I don't know all the details, but I believe that the cameras were hand-made by Yasuhara-san in Japan (he may have had some built in China, I'm unclear on that). I suspect that Lomo ended up with them after Yasuhara-san's company went bankrupt. No idea where they are actually located now.
Why would people ask different prices for the same camera? Because they're pretty rare - only a few thousand were ever built, as I understand it. So no one knows what 'the market will bear' in terms of price, and they're experimenting to find out what people will pay.
Is it a 'great' camera?
Like many things, that all depends.
I understand it has its defects and detractors. Among them, an SLR-style Copal Square shutter that can leak light if the lens cap is not kept on when the camera is not in use. The usual flaws evident when something is hand-built by a one-man company, regardless of how stringent that person's quality-control standards might be.
Great? It depends on your understanding of great. I think it meets that standard and more from the historic 'David versus Goliath' point of view - a one-man company that stood for several years against the odds and produced a TTL-metered rangefinder camera in a day when pretty much only Leicaphiles were interested in RF's, and then only in their beloved Leicas.
From a 'is this a great camera' point of view? Maybe not so much.
It really depends on what you want - a living piece of history that can take LTM lenses and be used to make great photos (which I believe it is) - or a true competitor to Leica for 600 euros (which it ain't).

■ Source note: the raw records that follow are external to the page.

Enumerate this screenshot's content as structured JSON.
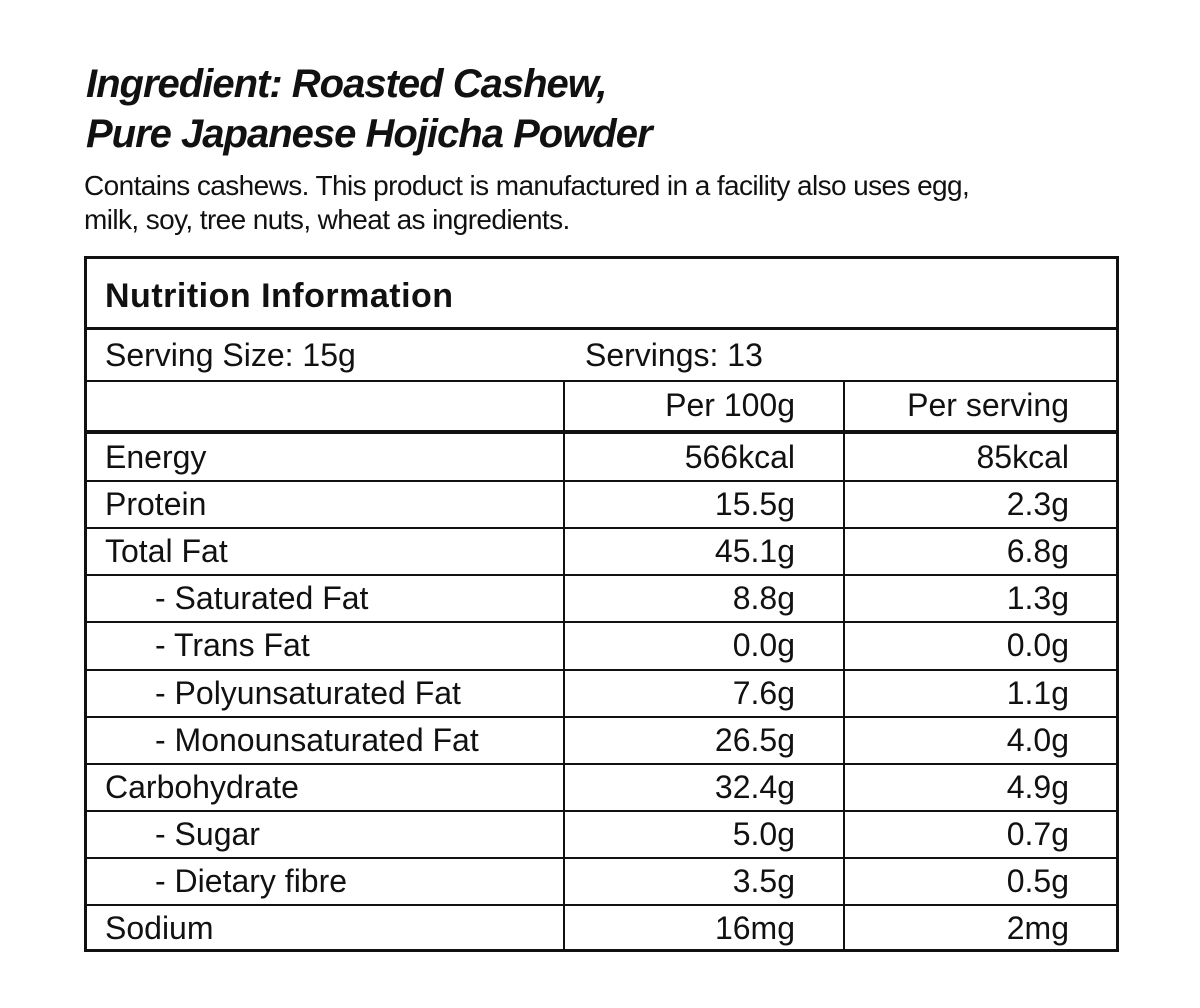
{
  "header": {
    "title_lines": [
      "Ingredient: Roasted Cashew,",
      "Pure Japanese Hojicha Powder"
    ],
    "allergen_lines": [
      "Contains cashews. This product is manufactured in a facility also uses egg,",
      "milk, soy, tree nuts, wheat as ingredients."
    ]
  },
  "table": {
    "title": "Nutrition Information",
    "serving_size": "Serving Size: 15g",
    "servings": "Servings: 13",
    "columns": [
      "Per 100g",
      "Per serving"
    ],
    "rows": [
      [
        "Energy",
        "566kcal",
        "85kcal"
      ],
      [
        "Protein",
        "15.5g",
        "2.3g"
      ],
      [
        "Total Fat",
        "45.1g",
        "6.8g"
      ],
      [
        "- Saturated Fat",
        "8.8g",
        "1.3g"
      ],
      [
        "- Trans Fat",
        "0.0g",
        "0.0g"
      ],
      [
        "- Polyunsaturated Fat",
        "7.6g",
        "1.1g"
      ],
      [
        "- Monounsaturated Fat",
        "26.5g",
        "4.0g"
      ],
      [
        "Carbohydrate",
        "32.4g",
        "4.9g"
      ],
      [
        "- Sugar",
        "5.0g",
        "0.7g"
      ],
      [
        "- Dietary fibre",
        "3.5g",
        "0.5g"
      ],
      [
        "Sodium",
        "16mg",
        "2mg"
      ]
    ]
  }
}
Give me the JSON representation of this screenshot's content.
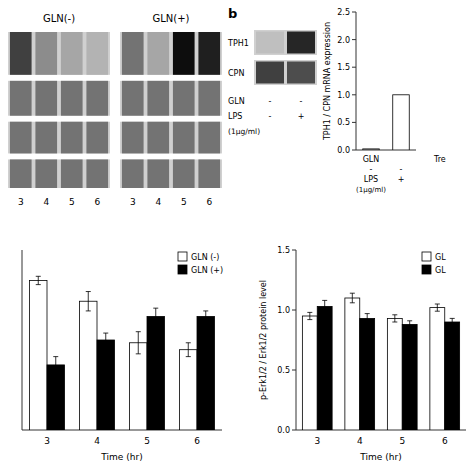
{
  "chart_data": [
    {
      "type": "heatmap",
      "annotations": [
        "GLN(-)",
        "GLN(+)"
      ],
      "categories": [
        "3",
        "4",
        "5",
        "6",
        "3",
        "4",
        "5",
        "6"
      ],
      "series": [
        {
          "values": [
            0.75,
            0.45,
            0.35,
            0.3,
            0.55,
            0.35,
            0.95,
            0.88
          ]
        },
        {
          "values": [
            0.55,
            0.55,
            0.55,
            0.55,
            0.55,
            0.55,
            0.55,
            0.55
          ]
        },
        {
          "values": [
            0.55,
            0.55,
            0.55,
            0.55,
            0.55,
            0.55,
            0.55,
            0.55
          ]
        },
        {
          "values": [
            0.55,
            0.55,
            0.55,
            0.55,
            0.55,
            0.55,
            0.55,
            0.55
          ]
        }
      ]
    },
    {
      "type": "heatmap",
      "annotations": [
        "b",
        "GLN",
        "-",
        "-",
        "LPS",
        "-",
        "+",
        "(1μg/ml)"
      ],
      "series": [
        {
          "name": "TPH1",
          "values": [
            0.25,
            0.85
          ]
        },
        {
          "name": "CPN",
          "values": [
            0.75,
            0.7
          ]
        }
      ]
    },
    {
      "type": "bar",
      "ylabel": "TPH1 / CPN mRNA expression",
      "annotations": [
        "GLN",
        "-",
        "-",
        "LPS",
        "(1μg/ml)",
        "+",
        "Tre"
      ],
      "categories": [
        null,
        null
      ],
      "values": [
        0.02,
        1.0
      ],
      "colors": [
        "white",
        "white"
      ],
      "ylim": [
        0,
        2.5
      ],
      "yticks": [
        {
          "value": 0,
          "label": "0.0"
        },
        0.5,
        {
          "value": 1,
          "label": "1.0"
        },
        1.5,
        {
          "value": 2,
          "label": "2.0"
        },
        2.5
      ],
      "tick_labels": "y"
    },
    {
      "type": "bar",
      "xlabel": "Time (hr)",
      "categories": [
        "3",
        "4",
        "5",
        "6"
      ],
      "series": [
        {
          "name": "GLN (-)",
          "color": "white",
          "values": [
            1.08,
            0.93,
            0.63,
            0.58
          ],
          "errors": [
            0.03,
            0.07,
            0.08,
            0.05
          ]
        },
        {
          "name": "GLN (+)",
          "color": "black",
          "values": [
            0.47,
            0.65,
            0.82,
            0.82
          ],
          "errors": [
            0.06,
            0.05,
            0.06,
            0.04
          ]
        }
      ],
      "ylim": [
        0,
        1.3
      ],
      "tick_labels": "x",
      "legend": "upper right"
    },
    {
      "type": "bar",
      "xlabel": "Time (hr)",
      "ylabel": "p-Erk1/2 / Erk1/2 protein level",
      "categories": [
        "3",
        "4",
        "5",
        "6"
      ],
      "series": [
        {
          "name": "GL",
          "color": "white",
          "values": [
            0.95,
            1.1,
            0.93,
            1.02
          ],
          "errors": [
            0.03,
            0.04,
            0.03,
            0.03
          ]
        },
        {
          "name": "GL",
          "color": "black",
          "values": [
            1.03,
            0.93,
            0.88,
            0.9
          ],
          "errors": [
            0.05,
            0.04,
            0.03,
            0.03
          ]
        }
      ],
      "ylim": [
        0,
        1.5
      ],
      "yticks": [
        {
          "value": 0,
          "label": "0.0"
        },
        0.5,
        {
          "value": 1,
          "label": "1.0"
        },
        1.5
      ],
      "legend": "upper right"
    }
  ]
}
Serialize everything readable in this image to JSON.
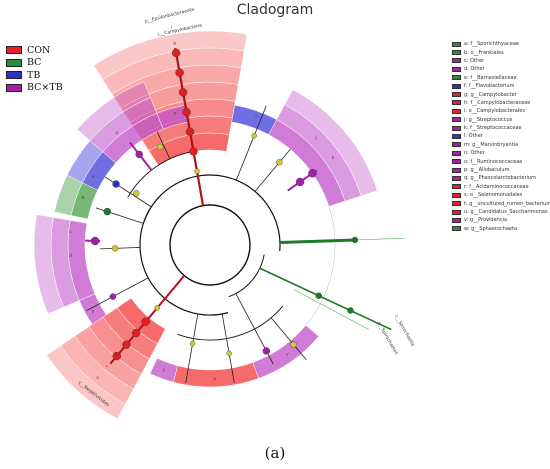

My general observation - if you haven't taken the time to research the camera, the company, the man behind it, and / or you don't appreciate Yasuhara-san's contribution to history, then you won't like this camera and you'll think you got ripped off.
As I perceive it, the value this camera offers is neither as a wall-hanger nor as a true shootin' iron, but as a roadmark showing us how we got where we are, on the cusp of significance in a bubble trapped in an emerging digital world of photography. It is more important for what it represents than for what it can do, but it can also do.
I mean no disrespect, but in short - if you don't know why this camera is important, then you probably shouldn't buy one.
I don't have one, but only because I can't afford it. I wish I could.